Machado es el autor al que todos nuestros políticos aspiran: por su ecuanimidad, por su dignidad, por su raciocinio, por su capacidad de expresarse con contundencia pero sin histrionismos, por su aura liberal que auguraba cambios sin rayar en la rebeldía infértil ni en la violencia verbal. Fue víctima del franquismo, pero tampoco se erigió como un revolucionario feroz: quizá por eso es transversal, quizá por eso cohesiona. Machado llueve a gusto de -casi- todos los espectros políticos.
Hoy se le enarbola indistintamente: lo recuperó Rajoy, lo menta Felipe VI, lo regala Pablo Iglesias, hasta lo visita Quim Torra -recuerden cómo le tiró los tejos a Sánchez en la fuente del poeta, todo después de que cierto sector del independentismo lo criminalizase por “españolista” y “anticatalanista”-. Hoy es el presidente del Gobierno quien se acuerda de él y lo incluye en su agenda: acudirá a velar sus restos y respirará de su inspiración y lucidez. Aquí algunas enseñanzas vitales y políticas del padre de Campos de Castilla de las que Sánchez puede tomar nota:
La patria crítica
En tiempos de complejos identitarios -y en la era de un PSOE al que se le afea haberse conchabado con el independentismo catalán-, Pedro Sánchez debe recuperar, de la mano de Antonio Machado, el poder de la patria. El poeta amó a España sin exaltaciones absurdas, sin golpes en el pecho, sin untar banderas en el rostro de nadie. La amó con la distancia suficiente para mirarla con ojo crítico sin dejar de saberla hermosa. Ahí cuando se refería a “una España implacable y redentora / España que alborea / con un hacha en la mano vengadora, / España de la rabia y de la idea”. Sólo ese país justo y digno que late tras nuestras cortezas podrá neutralizar a esa “España charanga y pandereta, / cerrado y sacristía (...) Esa España inferior que ora y bosteza / vieja y tahúr, zaragera y triste / esa España inferior que ora y embiste / cuando se digna usar la cabeza".

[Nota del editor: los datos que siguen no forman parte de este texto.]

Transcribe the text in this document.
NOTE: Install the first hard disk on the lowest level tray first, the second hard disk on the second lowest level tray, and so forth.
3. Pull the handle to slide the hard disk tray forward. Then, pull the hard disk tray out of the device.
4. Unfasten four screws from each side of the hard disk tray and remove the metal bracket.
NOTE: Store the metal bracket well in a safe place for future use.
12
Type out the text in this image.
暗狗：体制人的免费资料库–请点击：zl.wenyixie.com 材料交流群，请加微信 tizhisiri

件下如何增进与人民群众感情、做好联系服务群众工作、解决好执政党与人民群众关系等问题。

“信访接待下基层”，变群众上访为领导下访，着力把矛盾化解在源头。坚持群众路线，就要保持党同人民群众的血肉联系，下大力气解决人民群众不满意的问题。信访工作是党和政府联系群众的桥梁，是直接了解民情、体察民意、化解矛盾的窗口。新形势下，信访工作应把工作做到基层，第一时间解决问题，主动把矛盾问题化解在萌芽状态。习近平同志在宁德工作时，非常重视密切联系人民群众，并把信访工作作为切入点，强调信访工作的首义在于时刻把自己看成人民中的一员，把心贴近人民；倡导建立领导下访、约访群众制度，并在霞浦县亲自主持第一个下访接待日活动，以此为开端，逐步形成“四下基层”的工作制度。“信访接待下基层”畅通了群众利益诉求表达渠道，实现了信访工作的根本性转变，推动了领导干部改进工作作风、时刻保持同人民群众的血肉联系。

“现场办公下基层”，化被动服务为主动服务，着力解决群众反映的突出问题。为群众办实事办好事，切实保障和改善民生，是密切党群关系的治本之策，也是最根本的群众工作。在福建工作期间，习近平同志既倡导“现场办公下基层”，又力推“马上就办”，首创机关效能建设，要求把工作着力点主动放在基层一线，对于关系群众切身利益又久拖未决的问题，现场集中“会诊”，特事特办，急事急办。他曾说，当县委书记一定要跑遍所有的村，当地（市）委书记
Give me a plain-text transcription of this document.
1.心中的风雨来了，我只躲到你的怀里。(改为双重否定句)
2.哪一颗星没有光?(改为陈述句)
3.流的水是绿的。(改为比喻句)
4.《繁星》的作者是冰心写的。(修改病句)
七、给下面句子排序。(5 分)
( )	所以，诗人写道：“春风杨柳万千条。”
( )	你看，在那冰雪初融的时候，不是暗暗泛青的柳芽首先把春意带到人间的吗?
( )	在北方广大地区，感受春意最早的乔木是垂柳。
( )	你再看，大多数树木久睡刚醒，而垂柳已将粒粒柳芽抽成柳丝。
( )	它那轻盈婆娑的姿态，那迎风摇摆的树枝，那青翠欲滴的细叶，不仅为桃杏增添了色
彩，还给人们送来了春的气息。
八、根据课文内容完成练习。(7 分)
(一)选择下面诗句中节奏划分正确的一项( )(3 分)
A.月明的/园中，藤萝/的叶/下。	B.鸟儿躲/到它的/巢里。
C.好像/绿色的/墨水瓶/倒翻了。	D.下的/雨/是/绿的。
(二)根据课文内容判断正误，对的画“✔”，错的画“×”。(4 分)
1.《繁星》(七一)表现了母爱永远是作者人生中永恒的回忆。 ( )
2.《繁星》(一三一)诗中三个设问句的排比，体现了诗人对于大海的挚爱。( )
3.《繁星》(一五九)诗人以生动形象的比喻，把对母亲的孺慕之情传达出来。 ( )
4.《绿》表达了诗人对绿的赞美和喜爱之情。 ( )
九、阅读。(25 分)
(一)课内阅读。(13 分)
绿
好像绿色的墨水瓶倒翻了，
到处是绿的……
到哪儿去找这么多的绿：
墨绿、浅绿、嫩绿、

En su Autobiografía, Machado recordó que tenía “un gran amor a España” a la vez que “una idea de España completamente negativa”: “Todo lo español me encanta y me indigna al mismo tiempo. Mi vida está hecha más de resignación que de rebeldía; pero de cuando en cuando siento impulsos batalladores que coinciden con optimismos momentáneos de los cuales me arrepiento y sonrojo al poco, indefectiblemente". Es decir, Machado amaba a su país desde la zona templada del espíritu, allá donde, como señalaba Azaña, se encuentra la República.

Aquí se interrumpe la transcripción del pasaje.